Ultimately, the employer found that the flight attendant had failed to live up to the standards expected of him as their employee.
The employer subsequently commenced a disciplinary process with the flight attendant and invited him to respond to the allegations against him and show cause as to why his employment should not be terminated.
The flight attendant claimed that he had not intentionally placed himself into the situation that eventuated in New York and argued that he would normally be fine after five drinks, but the bartenders at the bar in question did not measure the shots they poured into mixed drinks, but rather “free poured”. The flight attendant claimed that this resulted in the drinks he consumed being stronger than anticipated. The flight attendant also said that he believed his drinks were spiked.
The flight attendant expressed remorse for the totality of the circumstances but denied that his conduct was intentional.
The employer dismissed the flight attendant on the basis of misconduct, and the flight attendant lodged an unfair dismissal application with the FWC.
In the proceedings before the FWC, the flight attendant claimed that there was no valid reason for his dismissal because his conduct had not been intentional, his alcohol consumption was incorrectly characterised by the employer as “excessive” and his drinks were “free-poured” and spiked.
Having considered the evidence presented by the parties, the FWC rejected the flight attendant’s arguments. The FWC considered the evidence of two medical experts regarding the flight attendant’s intoxication and whilst they were unable to agree on the exact number of drinks the flight attendant had consumed, they did agree that it was likely he consumed around 14 standard drinks at the bar in New York during over a 1.5-hour period. The FWC considered this to be an excessive amount of alcohol.
Significantly, the FWC noted that it was the flight attendant’s responsibility to ascertain the content and quality of the drinks he consumed and there was no evidence that his drinks had been spiked. The FWC considered it “implausible” that the flight attendant did not feel intoxicated whilst at the bar such that he would not adjust his intake of alcohol accordingly,
“In the end, it is Mr Urso who is responsible for putting himself in a situation where his consumption of alcohol caused him to fail in his duty to join his scheduled flight as crew member on 23 July 2017.”

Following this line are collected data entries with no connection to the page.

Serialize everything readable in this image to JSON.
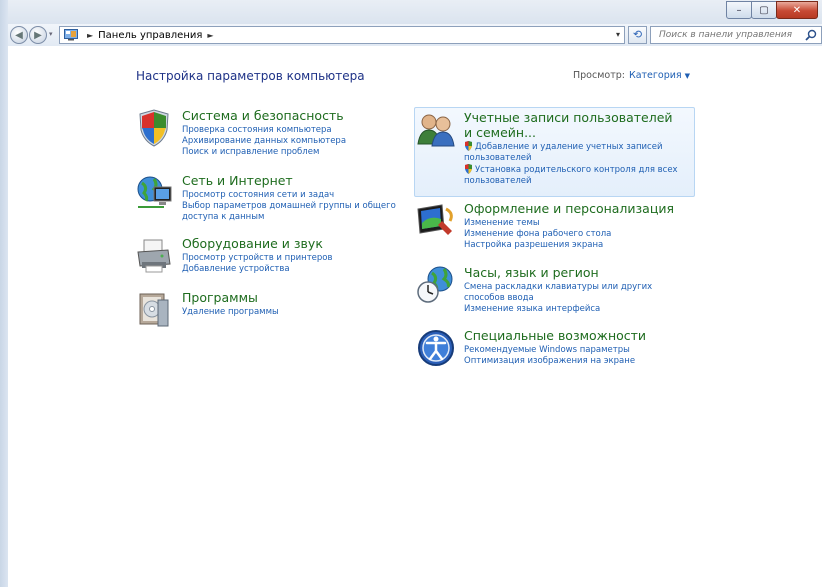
{
  "window": {
    "controls": {
      "minimize": "–",
      "maximize": "▢",
      "close": "✕"
    }
  },
  "nav": {
    "back_label": "◀",
    "forward_label": "▶",
    "breadcrumb_sep": "►",
    "breadcrumb": "Панель управления",
    "breadcrumb_end": "►",
    "dropdown": "▾",
    "refresh": "⟲",
    "search_placeholder": "Поиск в панели управления"
  },
  "page": {
    "title": "Настройка параметров компьютера",
    "view_label": "Просмотр:",
    "view_value": "Категория",
    "view_caret": "▼"
  },
  "categories_left": [
    {
      "title": "Система и безопасность",
      "icon": "shield-icon",
      "links": [
        "Проверка состояния компьютера",
        "Архивирование данных компьютера",
        "Поиск и исправление проблем"
      ]
    },
    {
      "title": "Сеть и Интернет",
      "icon": "network-globe-icon",
      "links": [
        "Просмотр состояния сети и задач",
        "Выбор параметров домашней группы и общего доступа к данным"
      ]
    },
    {
      "title": "Оборудование и звук",
      "icon": "printer-icon",
      "links": [
        "Просмотр устройств и принтеров",
        "Добавление устройства"
      ]
    },
    {
      "title": "Программы",
      "icon": "programs-icon",
      "links": [
        "Удаление программы"
      ]
    }
  ],
  "categories_right": [
    {
      "title": "Учетные записи пользователей и семейн...",
      "icon": "users-icon",
      "links": [
        "Добавление и удаление учетных записей пользователей",
        "Установка родительского контроля для всех пользователей"
      ]
    },
    {
      "title": "Оформление и персонализация",
      "icon": "display-icon",
      "links": [
        "Изменение темы",
        "Изменение фона рабочего стола",
        "Настройка разрешения экрана"
      ]
    },
    {
      "title": "Часы, язык и регион",
      "icon": "clock-globe-icon",
      "links": [
        "Смена раскладки клавиатуры или других способов ввода",
        "Изменение языка интерфейса"
      ]
    },
    {
      "title": "Специальные возможности",
      "icon": "accessibility-icon",
      "links": [
        "Рекомендуемые Windows параметры",
        "Оптимизация изображения на экране"
      ]
    }
  ]
}
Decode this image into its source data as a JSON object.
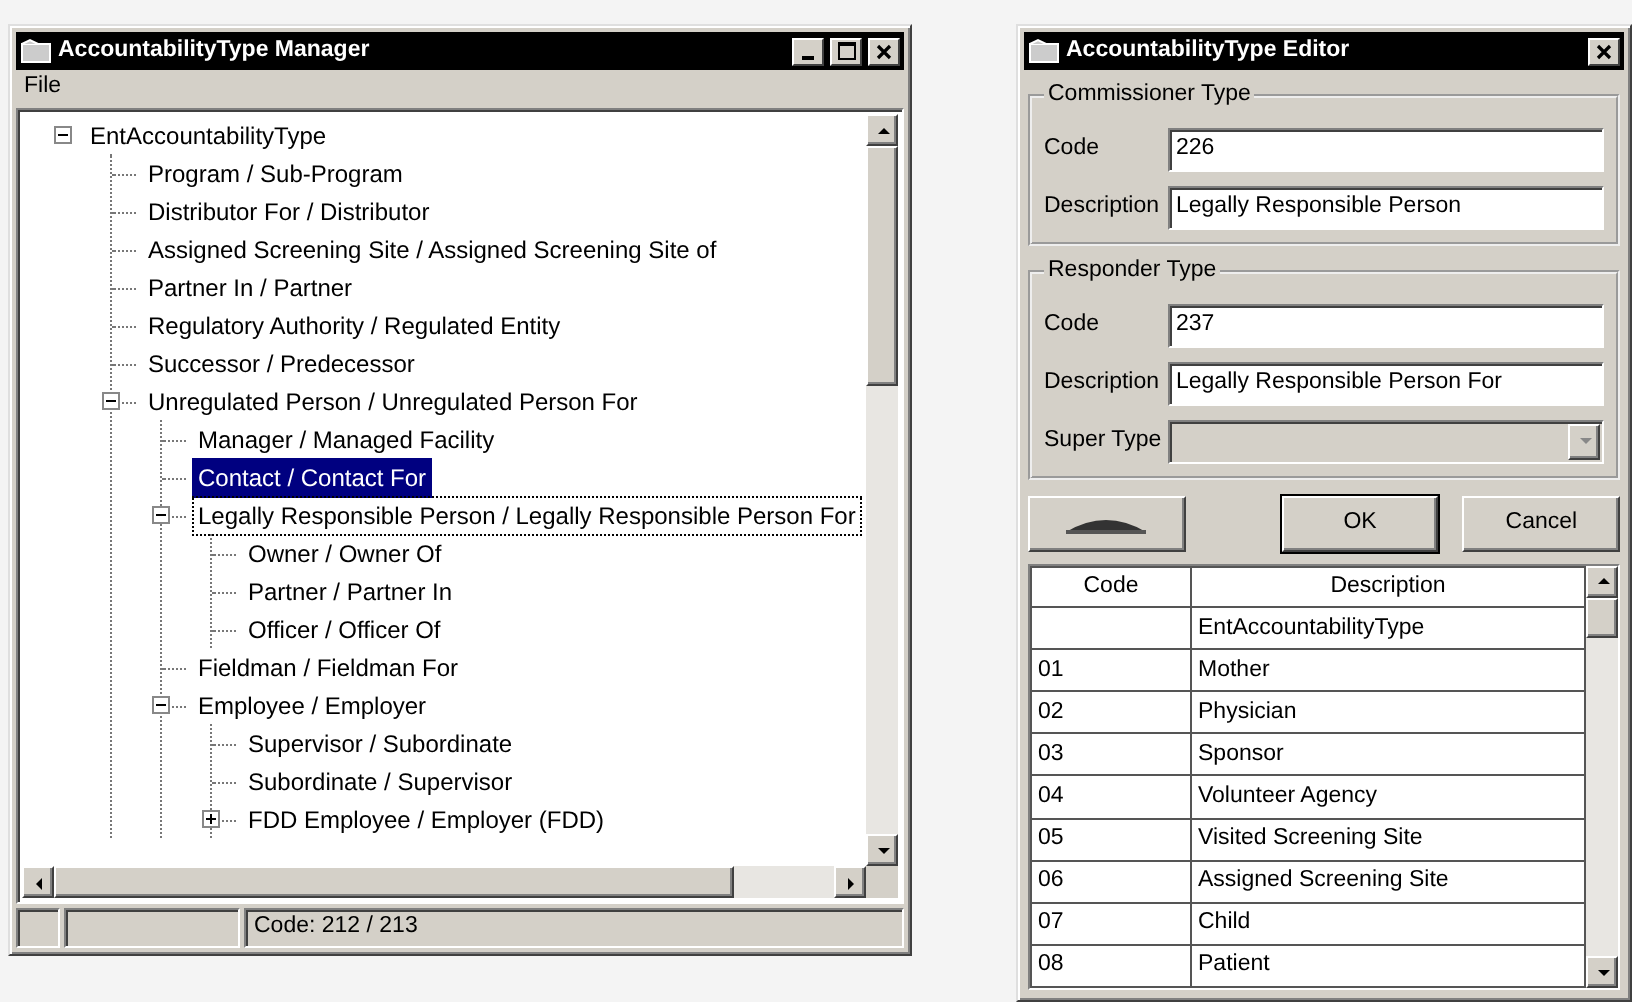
{
  "manager": {
    "title": "AccountabilityType Manager",
    "menu": [
      "File"
    ],
    "tree": [
      {
        "label": "EntAccountabilityType",
        "expanded": true,
        "selected": false,
        "focused": false,
        "children": [
          {
            "label": "Program / Sub-Program",
            "selected": false,
            "focused": false
          },
          {
            "label": "Distributor For / Distributor",
            "selected": false,
            "focused": false
          },
          {
            "label": "Assigned Screening Site / Assigned Screening Site of",
            "selected": false,
            "focused": false
          },
          {
            "label": "Partner In / Partner",
            "selected": false,
            "focused": false
          },
          {
            "label": "Regulatory Authority / Regulated Entity",
            "selected": false,
            "focused": false
          },
          {
            "label": "Successor / Predecessor",
            "selected": false,
            "focused": false
          },
          {
            "label": "Unregulated Person / Unregulated Person For",
            "expanded": true,
            "selected": false,
            "focused": false,
            "children": [
              {
                "label": "Manager / Managed Facility",
                "selected": false,
                "focused": false
              },
              {
                "label": "Contact / Contact For",
                "selected": true,
                "focused": false
              },
              {
                "label": "Legally Responsible Person / Legally Responsible Person For",
                "expanded": true,
                "selected": false,
                "focused": true,
                "children": [
                  {
                    "label": "Owner / Owner Of",
                    "selected": false,
                    "focused": false
                  },
                  {
                    "label": "Partner / Partner In",
                    "selected": false,
                    "focused": false
                  },
                  {
                    "label": "Officer / Officer Of",
                    "selected": false,
                    "focused": false
                  }
                ]
              },
              {
                "label": "Fieldman / Fieldman For",
                "selected": false,
                "focused": false
              },
              {
                "label": "Employee / Employer",
                "expanded": true,
                "selected": false,
                "focused": false,
                "children": [
                  {
                    "label": "Supervisor / Subordinate",
                    "selected": false,
                    "focused": false
                  },
                  {
                    "label": "Subordinate / Supervisor",
                    "selected": false,
                    "focused": false
                  },
                  {
                    "label": "FDD Employee / Employer (FDD)",
                    "expanded": false,
                    "selected": false,
                    "focused": false
                  }
                ]
              }
            ]
          }
        ]
      }
    ],
    "status_bar": {
      "code": "Code: 212 / 213"
    }
  },
  "editor": {
    "title": "AccountabilityType Editor",
    "groups": [
      {
        "legend": "Commissioner Type",
        "fields": [
          {
            "kind": "text",
            "label": "Code",
            "value": "226"
          },
          {
            "kind": "text",
            "label": "Description",
            "value": "Legally Responsible Person"
          }
        ]
      },
      {
        "legend": "Responder Type",
        "fields": [
          {
            "kind": "text",
            "label": "Code",
            "value": "237"
          },
          {
            "kind": "text",
            "label": "Description",
            "value": "Legally Responsible Person For"
          },
          {
            "kind": "dropdown",
            "label": "Super Type",
            "disabled": true
          }
        ]
      }
    ],
    "buttons": [
      {
        "kind": "icon",
        "default": false
      },
      {
        "kind": "text",
        "label": "OK",
        "default": true
      },
      {
        "kind": "text",
        "label": "Cancel",
        "default": false
      }
    ],
    "table": {
      "columns": [
        "Code",
        "Description"
      ],
      "rows": [
        {
          "description": "EntAccountabilityType"
        },
        {
          "code": "01",
          "description": "Mother"
        },
        {
          "code": "02",
          "description": "Physician"
        },
        {
          "code": "03",
          "description": "Sponsor"
        },
        {
          "code": "04",
          "description": "Volunteer Agency"
        },
        {
          "code": "05",
          "description": "Visited Screening Site"
        },
        {
          "code": "06",
          "description": "Assigned Screening Site"
        },
        {
          "code": "07",
          "description": "Child"
        },
        {
          "code": "08",
          "description": "Patient"
        }
      ]
    }
  }
}
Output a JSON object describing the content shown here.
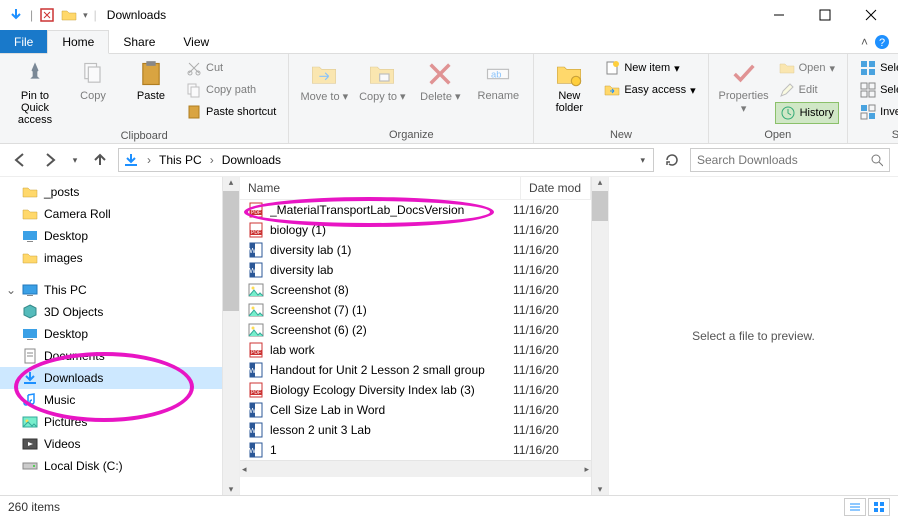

Further arguments made by the flight attendant about the harshness of his dismissal were also rejected by the FWC and it was held that the employer had followed a reasonable disciplinary and termination process.
The flight attendant’s unfair dismissal application was dismissed.
Lesson for employers
This case demonstrates the manner in which the conduct of an employee outside of working hours can impact on their ability to perform their duties and the steps an employer can take in response.
Employers should maintain clear policies setting out expectations for employee conduct and the consequences for failing to live up to those standards. Employers should also follow consistent and fair investigation and disciplinary processes to ensure that procedural fairness obligations are met.
Finally, this case reinforces that employees are also responsible for their own conduct.